Naar hoofdinhoud
Théâtre National Wallonie-Bruxelles

Le besoin d’exprimer ce geste

Filippo Ferraresi / VOIX.E.S

© Laetitia Paillé

Cela fait quelques années que je collabore avec Roméo Castellucci, Franco Dragone et Fabrice Murgia, entre autres, comme assistant à la mise en scène. Il n’est pas évident de travailler pour de tels metteurs en scène et de trouver le temps de s’arrêter pour d’autres projets, tant c’est un plaisir et une activité dans laquelle je m’épanouis. Mais pendant le lockdown, j’ai eu du temps et j’ai décidé — comme une épiphanie — que j’allais faire mes choses à moi. Je me suis mis à écrire.

Mes amis artistes me disent parfois que quand j’arrive dans une pièce, on a la sensation que j’arrive comme à cheval, parce que je suis un type du passé.
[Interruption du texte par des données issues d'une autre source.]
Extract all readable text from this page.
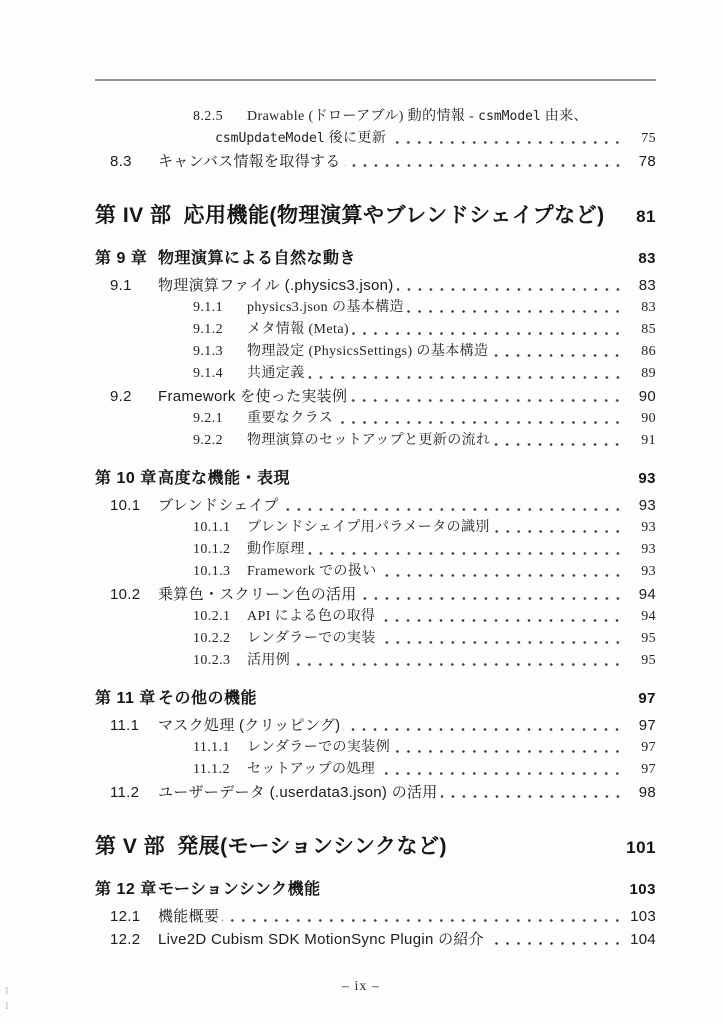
8.2.5	Drawable (ドローアブル) 動的情報 - csmModel 由来、
csmUpdateModel 後に更新	75
8.3	キャンバス情報を取得する	78
第 IV 部 応用機能(物理演算やブレンドシェイプなど)	81
第 9 章 物理演算による自然な動き	83
9.1	物理演算ファイル (.physics3.json)	83
9.1.1	physics3.json の基本構造	83
9.1.2	メタ情報 (Meta)	85
9.1.3	物理設定 (PhysicsSettings) の基本構造	86
9.1.4	共通定義	89
9.2	Framework を使った実装例	90
9.2.1	重要なクラス	90
9.2.2	物理演算のセットアップと更新の流れ	91
第 10 章 高度な機能・表現	93
10.1	ブレンドシェイプ	93
10.1.1	ブレンドシェイプ用パラメータの識別	93
10.1.2	動作原理	93
10.1.3	Framework での扱い	93
10.2	乗算色・スクリーン色の活用	94
10.2.1	API による色の取得	94
10.2.2	レンダラーでの実装	95
10.2.3	活用例	95
第 11 章 その他の機能	97
11.1	マスク処理 (クリッピング)	97
11.1.1	レンダラーでの実装例	97
11.1.2	セットアップの処理	97
11.2	ユーザーデータ (.userdata3.json) の活用	98
第 V 部 発展(モーションシンクなど)	101
第 12 章 モーションシンク機能	103
12.1	機能概要	103
12.2	Live2D Cubism SDK MotionSync Plugin の紹介	104
– ix –
1
1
Pour moi le passé est fondamental. Je suis fasciné par les communautés primitives, les premiers homos sapiens. Tout est parti du premier livre de la série Sapiens : une brève histoire de l’humanité, du professeur d’histoire israélien Yuval Noah Harari. Ce livre évoque ces communautés et m’a amené à réfléchir au fait que, quand on étudie l’histoire à l’école, on la fait démarrer il y a plus ou moins 5 ou 6 000 ans. Sauf que nous sommes homos sapiens depuis au moins 200 000 ans. Que s’est-il donc passé en 190 000 ans ? Il y a eu des sapiens comme vous et moi. Qu’ont-ils laissé ? Cette question me taraude, je songe à toutes ces générations, ces épopées humaines qui ont traversé si discrètement le monde et la nature.

À un moment donné dans la ligne du temps et de l’histoire, quelqu’un a décidé de faire une peinture dans une grotte. Aujourd’hui on en parle de façon un peu romantique, on les minimise, on se dit « oh ils étaient choux ». Mais ce n’est pas ça du tout, ils étaient en fait comme nous ! Le premier homme ou la femme qui a tracé ces lignes pour la première fois était un ou une artiste qui avait eu le besoin d’exprimer ce geste. Tout comme Léonard de Vinci ou Warhol ont eu ce besoin. Avant ça, il n’y avait pas d’Art ! La puissance même de cet acte vient du fait que c’est vraiment quelque chose de nouveau, qui s’impose comme la foudre dans la vie de l’homme et qui ne nous quittera jamais plus. Comment a-t-il fait, cet humain, pour penser une chose pareille ? C’est inouï !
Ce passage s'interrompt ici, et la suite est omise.